Many seafarers are hired and fired every seven months. Some keep up this lifestyle for 40 years while sailing the world. Some of those who'd recently docked in the Italian port city of Genoa, share a taste of their travels that are connected to a long history of a seafaring life.

A sailor smokes a cigarette on the hydrofoil Procida

A sailor on the hydrofoil Procida in Italy

Daniele Frediani/Mondadori Portfolio via ZUMA Press
Paolo Griseri

GENOA — Cristina did it to escape after a tough breakup. Luigi because he dreamed of adventures and the South Seas. Marianna embarked just “before the refrigerator factory where I worked went out of business. I’m one of the few who got severance pay.”

To hear their stories, you have to go to the canteen on Via Albertazzi, in Italy's northern port city of Genoa, across from the ferry terminal. The place has excellent minestrone soup and is decorated with models of the ships that have made the port’s history.

There are 38,000 Italian professional sailors, many of whom work here in Genoa, a historic port of call that today is the country's second largest after Trieste on the east coast.

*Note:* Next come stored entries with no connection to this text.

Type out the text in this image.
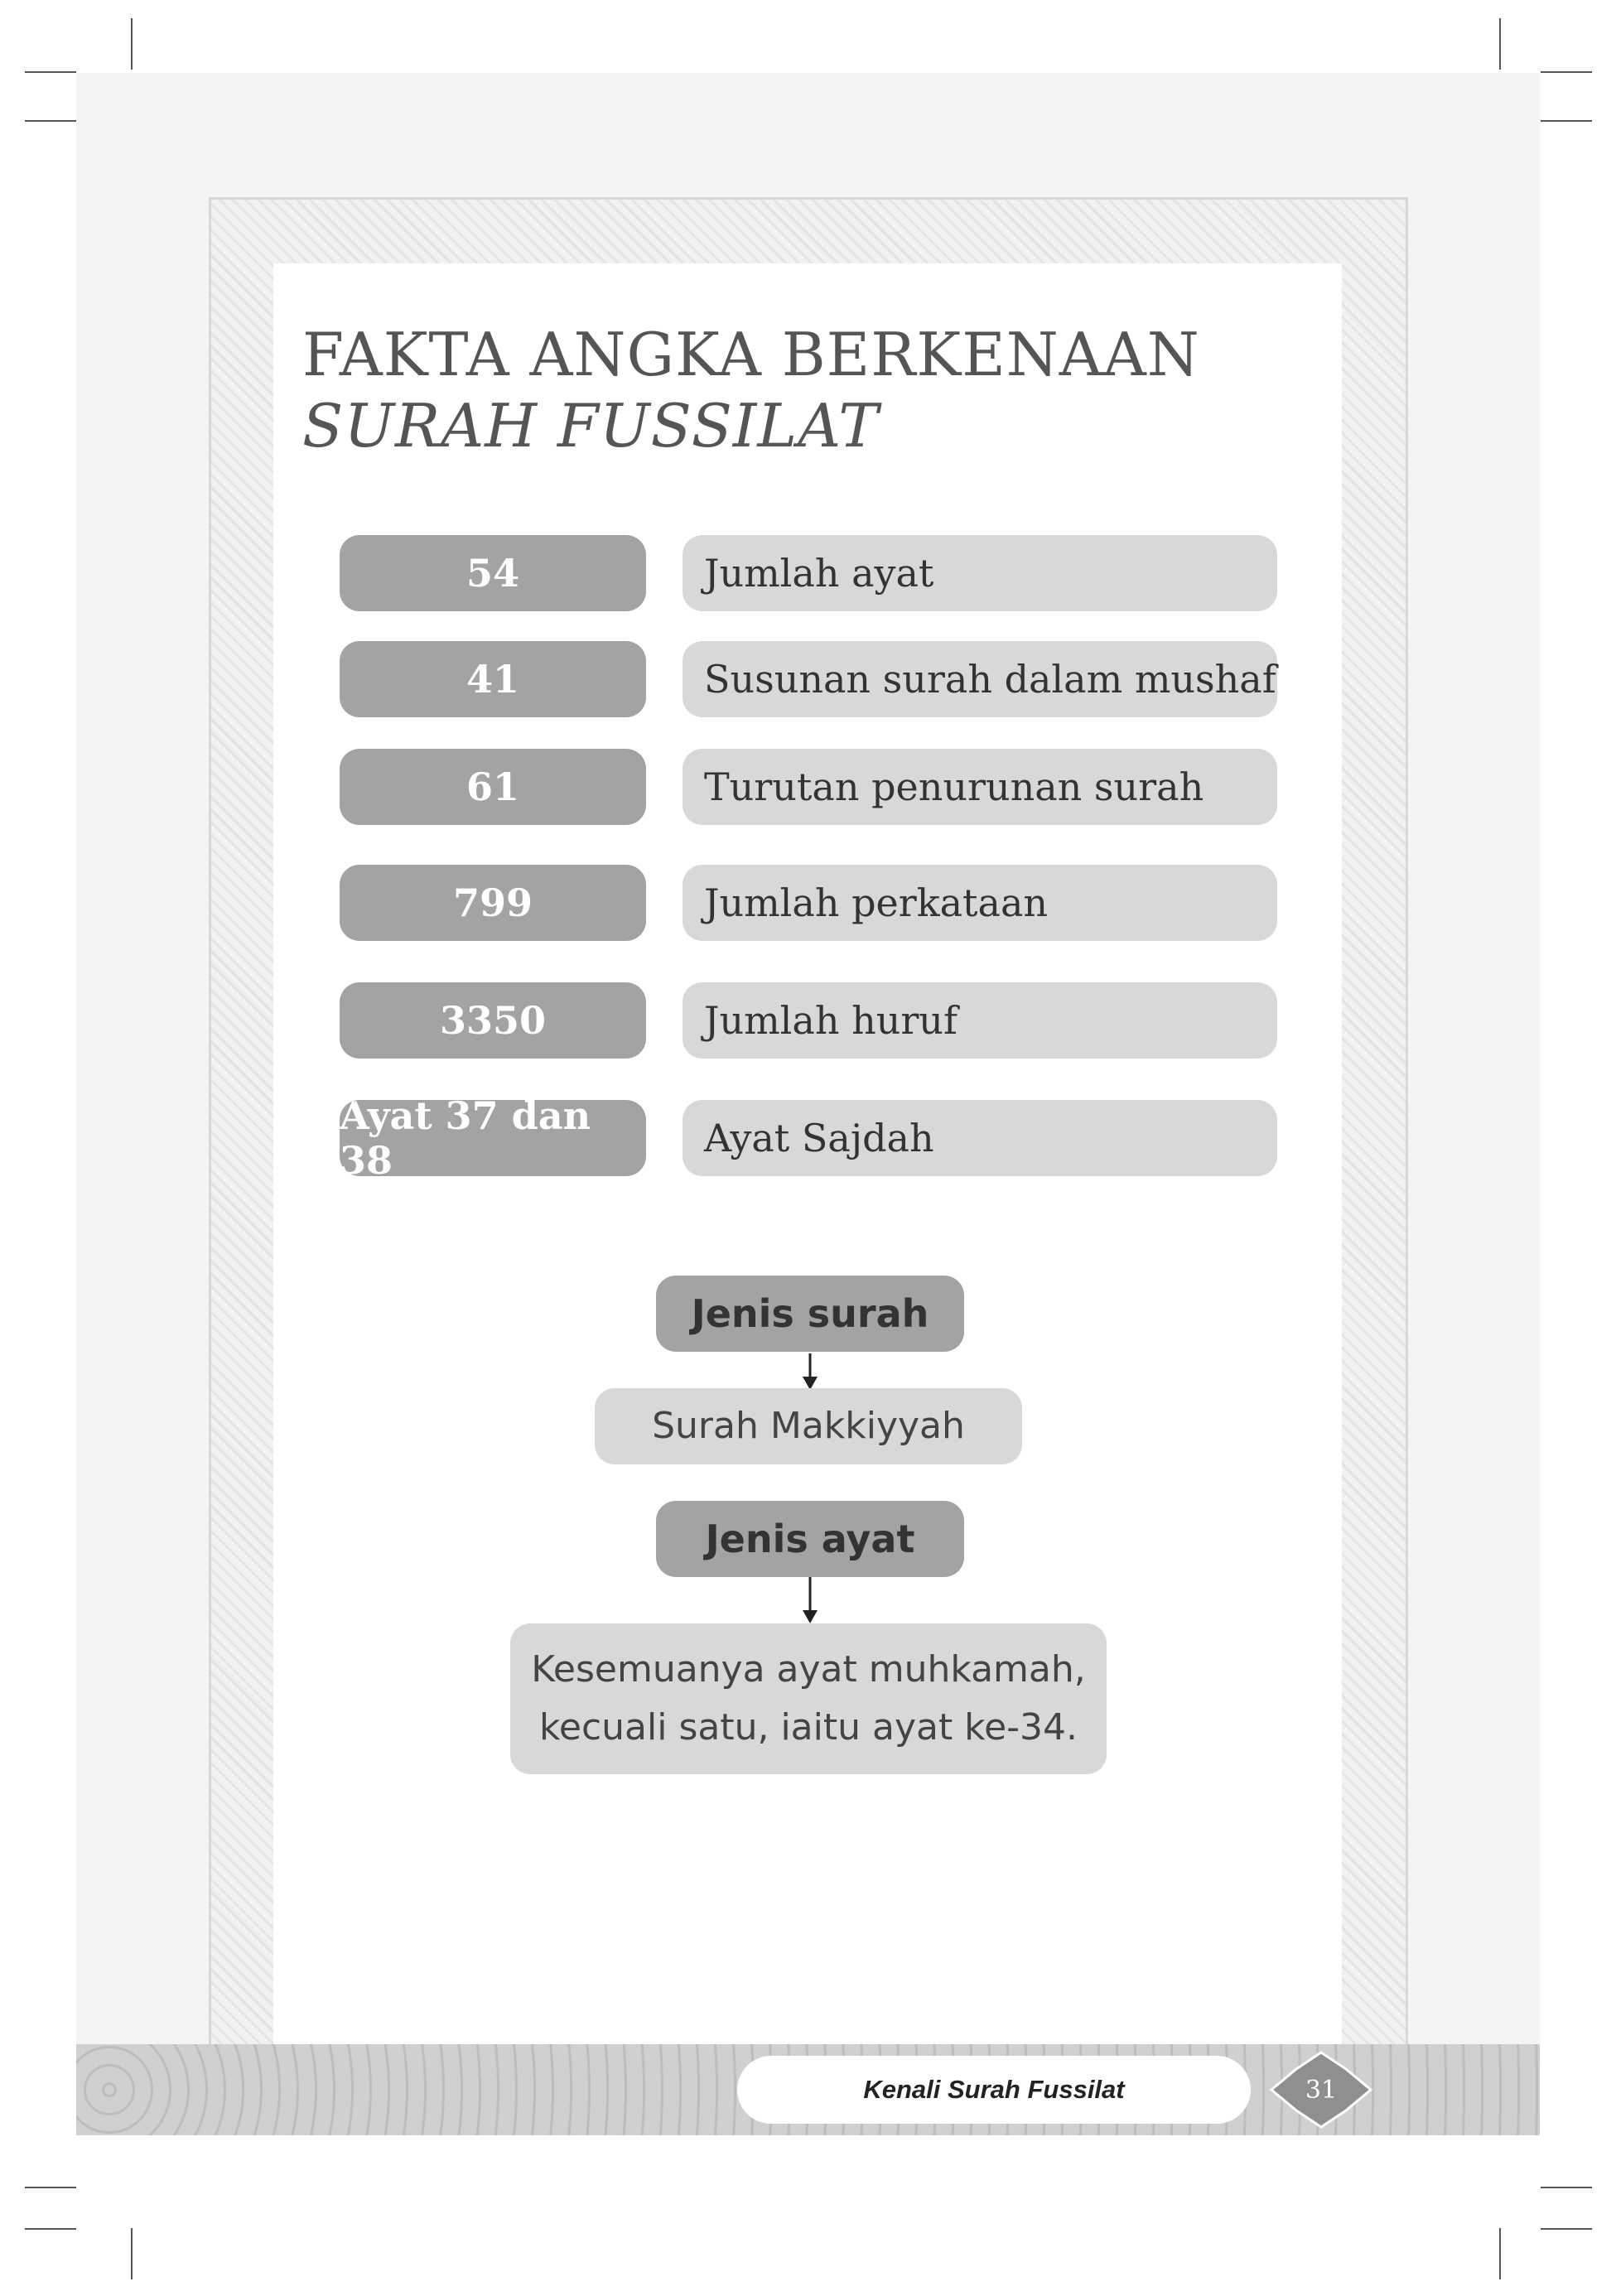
FAKTA ANGKA BERKENAAN
SURAH FUSSILAT
54	Jumlah ayat
41	Susunan surah dalam mushaf
61	Turutan penurunan surah
799	Jumlah perkataan
3350	Jumlah huruf
Ayat 37 dan 38	Ayat Sajdah
Jenis surah
Surah Makkiyyah
Jenis ayat
Kesemuanya ayat muhkamah,
kecuali satu, iaitu ayat ke-34.
Kenali Surah Fussilat	31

Luciano Rotella of the trade union Italian Federation of Transport Workers says the official number of maritime workers is far lower than the reality, which contains a tangle of different laws, regulations, contracts and ethnicities — not to mention ancient remnants of harsh battles between shipowners and crews.

The result is that today it is not so easy to know how many people sail, nor their nationalities.

What is certain is that every six to seven months, the Italian mariner disembarks the ship and is dismissed: they take severance pay and after waits for the next call. Andrea has been sailing for more than 20 years: “When I started out, to those who told us we were earning good money, I replied that I had a precarious life: every landing was a dismissal.”